Missed the Mark: Why Pollsters Misjudged the 2024 Election Part 1

Most political pollsters were wrong about how close the 2024 U.S. presidential election would be, especially in so-called battleground states, which were expected to be toss-ups just days before November 5. Why did the polls underestimate Donald Trump’s popular vote margin wildly and, by extension, his dominance of the Electoral College?

One answer is that public opinion polls, and surveys in general, are seriously flawed. Respondents to questions about their preferences for political candidates or policy outcomes are not asked to make real choices over real options. The cost of stating that candidate A hypothetically is preferred to candidate B essentially is zero. Nothing is sacrificed when the respondent opines one way rather than another or says that he or she is undecided.

We also know that survey results depend on the precise wording of questions. Some are “leading,” biased, or vague. Questioners’ body language, facial expressions, or vocal tones may influence respondents’ beliefs about acceptable answers during in-person or telephone surveys. Opinion surveys administered online raise challenges relating to sample sizes and participant self-selection.

Polling failed miserably in the run-up to Election Day 2024. Pollsters and political pundits consistently misjudged the “red wave” that swept the nation on November 5, missing the mark in the opposite direction from 2022’s midterm elections when broad Republican gains had been anticipated.

Although political candidates and parties closely monitor pre-election polls, they are misleading at best and useless in practice. They are no more informative than the “focus groups” and marketing surveys that produced commercial flops like the Edsel or New Coke. 

Even with sample sizes in the thousands rather than the millions, no one response to a survey determines a poll’s overall results. Error rates in most opinion polls typically amount to three percentage points in either direction.

A vote cast in a mass democratic election also is unlikely to be decisive. As of this writing, more than 140 million voters turned out for 2024’s presidential race. Donald Trump outpolled Kamala Harris nationally by about four million popular votes.

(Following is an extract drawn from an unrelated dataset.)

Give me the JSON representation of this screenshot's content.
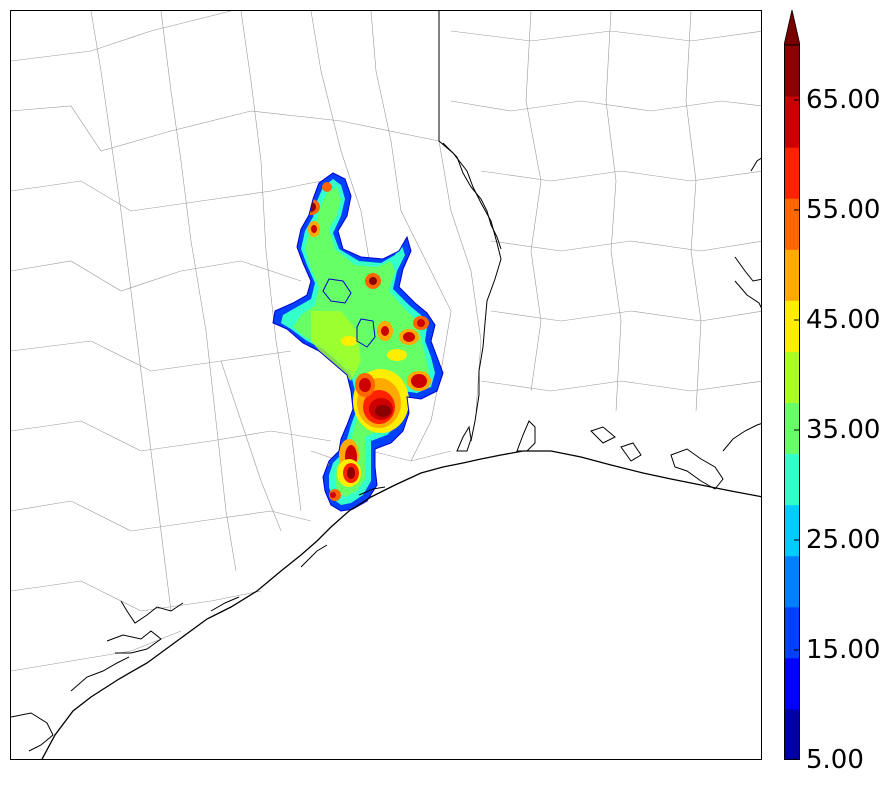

It is impossible to say which of those four million voters put Trump “over the top.” The probability of one vote being decisive or pivotal in 2024 was vanishingly small (roughly one in 140 million). 

The late public-choice economist Gordon Tullock relied on such evidence to conclude that voting in mass democratic elections is irrational because the costs of voting (becoming informed about the candidates and issues on the ballot, traveling to and from the polls, or filling out and mailing a ballot) exceed the benefits of doing so for most voters, measured by the nearly zero chance of influencing the election’s outcome. For Tullock, the probability of one voter’s decisiveness on Election Day is smaller than the chance of being struck by lightning on the way to or from polling places or ballot drop boxes.

However, Tullock also launched a research agenda concluding that voting is rational if seen as a low-cost way of expressing political preferences. Because one vote is not consequential, voters can support candidates or policies they would not support otherwise. Many voters would reject a policy that raises their annual tax bills by $10,000 if a single vote determined the outcome. But if the chance of being pivotal is one in 10,000 (0.0001)—much larger than one in 140 million—a vote in favor of the policy raises the voter’s expected tax bill by just $1 (= 0.0001 times $10,000). Even uncharitable people can afford to be charitable under such circumstances, supporting programs and policies they would reject if they faced the full cost of their choices.

Close elections almost always trigger challenges by losers, ballot recounts, and other consequences that introduce uncertainty into voting processes. Such uncertainty makes it more difficult to conclude that one vote will “matter” ahead of time. 

The point is that opinions expressed in response to political polls and decisions made in the voting booth differ substantially from ordinary market decisions, where costs and benefits are more closely aligned. Because they have skin in the game, people’s market choices do reveal their preferences. Thus, it should be no surprise that pollsters claiming to forecast hypothetical political preferences often get it wrong.